In a visit to Stanford on Thursday, Securities and Exchange Commission chair Mary Jo White warned investors to be cautious of the $1 billion “unicorn” companies that have multiplied as fast as their valuations, according to a report from Bloomberg.
“They do not appear to be an endangered species,” White said. “The concern is whether the prestige associated with reaching a sky-high valuation fast drives companies to try to appear more valuable that they actually are.”
In an appearance on CNBC, Cuban ripped into the SEC for encouraging fear rather than taking any action. The fear of having to deal with the SEC is crippling entrepreneurs from going public, according to Cuban, a noted SEC critic.
“It’s not so much they are overstepping their bounds, it’s just that they are doing what the SEC always does. 100 degrees of grey,” Cuban told host Kelly Evans. “There’s no clarity and where there’s no clarity and no certainty on what to do in response to the SEC, you get people doing nothing or people avoiding going public or doing anything to avoid dealing with the SEC. And that’s a real problem for up and coming companies and it’s a problem for the economy as well.”
Cuban chastised the commission for targeting companies who are private without creating any rules or guidance that they should adhere to.
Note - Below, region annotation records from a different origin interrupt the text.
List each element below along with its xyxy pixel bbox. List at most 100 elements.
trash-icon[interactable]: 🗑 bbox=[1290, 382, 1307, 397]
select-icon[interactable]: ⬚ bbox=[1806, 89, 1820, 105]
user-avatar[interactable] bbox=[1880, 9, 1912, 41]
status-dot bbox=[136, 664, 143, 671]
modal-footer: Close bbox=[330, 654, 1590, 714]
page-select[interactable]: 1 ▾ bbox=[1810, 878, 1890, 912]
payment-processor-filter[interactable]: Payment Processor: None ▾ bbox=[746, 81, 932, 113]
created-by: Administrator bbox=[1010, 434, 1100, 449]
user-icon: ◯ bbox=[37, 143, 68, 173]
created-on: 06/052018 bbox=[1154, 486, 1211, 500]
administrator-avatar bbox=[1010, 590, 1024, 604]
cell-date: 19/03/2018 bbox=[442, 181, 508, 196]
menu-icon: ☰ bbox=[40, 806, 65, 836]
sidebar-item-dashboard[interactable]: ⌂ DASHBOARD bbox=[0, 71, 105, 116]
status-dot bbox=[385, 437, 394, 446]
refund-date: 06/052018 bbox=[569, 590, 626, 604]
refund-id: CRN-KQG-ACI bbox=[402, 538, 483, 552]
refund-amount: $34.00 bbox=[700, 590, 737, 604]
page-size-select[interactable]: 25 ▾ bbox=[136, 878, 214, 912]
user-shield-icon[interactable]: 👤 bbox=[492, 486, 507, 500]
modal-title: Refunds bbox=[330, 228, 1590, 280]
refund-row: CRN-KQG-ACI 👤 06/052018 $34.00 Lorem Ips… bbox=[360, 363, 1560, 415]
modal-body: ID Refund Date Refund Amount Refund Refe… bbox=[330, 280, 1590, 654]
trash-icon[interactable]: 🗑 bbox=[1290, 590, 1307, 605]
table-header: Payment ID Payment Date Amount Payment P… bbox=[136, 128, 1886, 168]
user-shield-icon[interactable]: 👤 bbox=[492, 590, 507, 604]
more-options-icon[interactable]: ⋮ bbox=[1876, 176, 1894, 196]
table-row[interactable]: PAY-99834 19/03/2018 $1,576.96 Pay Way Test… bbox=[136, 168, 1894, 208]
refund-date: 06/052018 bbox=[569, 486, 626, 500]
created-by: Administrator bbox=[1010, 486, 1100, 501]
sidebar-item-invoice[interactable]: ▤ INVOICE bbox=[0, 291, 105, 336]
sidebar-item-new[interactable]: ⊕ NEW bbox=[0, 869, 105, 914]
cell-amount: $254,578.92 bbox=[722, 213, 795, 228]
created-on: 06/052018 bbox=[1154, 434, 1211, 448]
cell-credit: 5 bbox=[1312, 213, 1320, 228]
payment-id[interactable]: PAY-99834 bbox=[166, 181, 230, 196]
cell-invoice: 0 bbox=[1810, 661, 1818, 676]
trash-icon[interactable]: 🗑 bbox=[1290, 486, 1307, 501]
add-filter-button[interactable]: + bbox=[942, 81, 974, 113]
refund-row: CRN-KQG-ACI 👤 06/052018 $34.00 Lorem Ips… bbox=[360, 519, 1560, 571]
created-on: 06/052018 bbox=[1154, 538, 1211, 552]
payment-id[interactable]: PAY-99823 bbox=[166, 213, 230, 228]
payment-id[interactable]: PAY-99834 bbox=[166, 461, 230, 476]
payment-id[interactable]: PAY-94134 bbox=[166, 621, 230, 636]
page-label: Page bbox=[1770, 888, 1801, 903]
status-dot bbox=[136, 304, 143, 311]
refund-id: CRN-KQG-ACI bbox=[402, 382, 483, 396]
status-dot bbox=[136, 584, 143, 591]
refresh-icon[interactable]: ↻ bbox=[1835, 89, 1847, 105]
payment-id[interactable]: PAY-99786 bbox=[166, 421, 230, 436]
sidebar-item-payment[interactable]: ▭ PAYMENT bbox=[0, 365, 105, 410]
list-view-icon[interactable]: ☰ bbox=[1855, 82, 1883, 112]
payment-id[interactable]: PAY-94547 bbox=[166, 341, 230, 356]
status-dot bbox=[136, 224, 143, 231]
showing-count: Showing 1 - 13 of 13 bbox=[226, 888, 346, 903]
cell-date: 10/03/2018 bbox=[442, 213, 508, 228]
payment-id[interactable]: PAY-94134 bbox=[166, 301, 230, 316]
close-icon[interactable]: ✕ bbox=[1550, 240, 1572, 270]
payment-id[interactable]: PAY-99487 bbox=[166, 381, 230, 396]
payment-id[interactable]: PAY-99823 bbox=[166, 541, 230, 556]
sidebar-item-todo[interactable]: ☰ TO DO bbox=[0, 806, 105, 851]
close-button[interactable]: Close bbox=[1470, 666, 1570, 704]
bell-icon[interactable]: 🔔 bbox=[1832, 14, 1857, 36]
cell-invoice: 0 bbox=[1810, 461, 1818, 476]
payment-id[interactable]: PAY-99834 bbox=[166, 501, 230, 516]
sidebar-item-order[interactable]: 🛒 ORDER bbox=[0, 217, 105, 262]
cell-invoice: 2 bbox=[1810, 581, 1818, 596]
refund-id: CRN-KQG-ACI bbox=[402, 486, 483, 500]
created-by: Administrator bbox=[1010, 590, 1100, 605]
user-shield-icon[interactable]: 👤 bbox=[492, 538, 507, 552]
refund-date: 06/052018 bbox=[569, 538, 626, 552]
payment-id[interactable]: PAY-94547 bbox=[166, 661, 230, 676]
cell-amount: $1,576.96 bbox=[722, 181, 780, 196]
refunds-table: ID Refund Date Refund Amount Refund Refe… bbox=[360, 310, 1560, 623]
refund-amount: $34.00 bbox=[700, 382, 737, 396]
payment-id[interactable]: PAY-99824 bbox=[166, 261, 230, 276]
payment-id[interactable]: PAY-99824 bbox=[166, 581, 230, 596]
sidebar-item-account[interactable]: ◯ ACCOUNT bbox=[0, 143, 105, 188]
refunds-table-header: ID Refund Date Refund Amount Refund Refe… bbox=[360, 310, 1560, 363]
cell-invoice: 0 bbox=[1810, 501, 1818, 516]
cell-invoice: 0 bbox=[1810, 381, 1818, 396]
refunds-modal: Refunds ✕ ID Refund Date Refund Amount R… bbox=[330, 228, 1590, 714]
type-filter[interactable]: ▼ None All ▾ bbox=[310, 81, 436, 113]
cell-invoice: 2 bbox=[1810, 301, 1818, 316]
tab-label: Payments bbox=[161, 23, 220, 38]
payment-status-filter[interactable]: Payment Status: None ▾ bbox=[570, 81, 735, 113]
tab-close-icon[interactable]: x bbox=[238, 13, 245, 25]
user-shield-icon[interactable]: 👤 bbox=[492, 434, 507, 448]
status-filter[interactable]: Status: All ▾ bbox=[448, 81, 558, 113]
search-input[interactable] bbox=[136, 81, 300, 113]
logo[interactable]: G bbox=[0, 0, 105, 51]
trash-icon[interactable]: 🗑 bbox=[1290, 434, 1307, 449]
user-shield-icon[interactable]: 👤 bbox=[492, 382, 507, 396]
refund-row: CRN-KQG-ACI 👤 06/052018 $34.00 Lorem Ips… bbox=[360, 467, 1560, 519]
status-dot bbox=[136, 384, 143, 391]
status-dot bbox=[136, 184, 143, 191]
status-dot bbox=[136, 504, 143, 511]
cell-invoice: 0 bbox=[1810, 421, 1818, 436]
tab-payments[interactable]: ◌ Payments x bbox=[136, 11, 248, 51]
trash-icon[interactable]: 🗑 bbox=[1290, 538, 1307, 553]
Instead, if the SEC is worried about secondary market transactions or companies falsifying their sky-high valuations, then it should pass clear rules and regulations around it, Cuban argues. By leaving it open-ended and unclear what the rules are, it’s scaring off companies who may want to go public.
“I mean, 20 years ago, Kelly, it was a goal of every entrepreneur to take their company public. That was, you know, part of the end game,” Cuban said. “That led to growth, that led to more jobs, that led to employees at all levels being able to participate with equity and gain from their companies going public. That’s gone. The number of public companies has been cut in half.”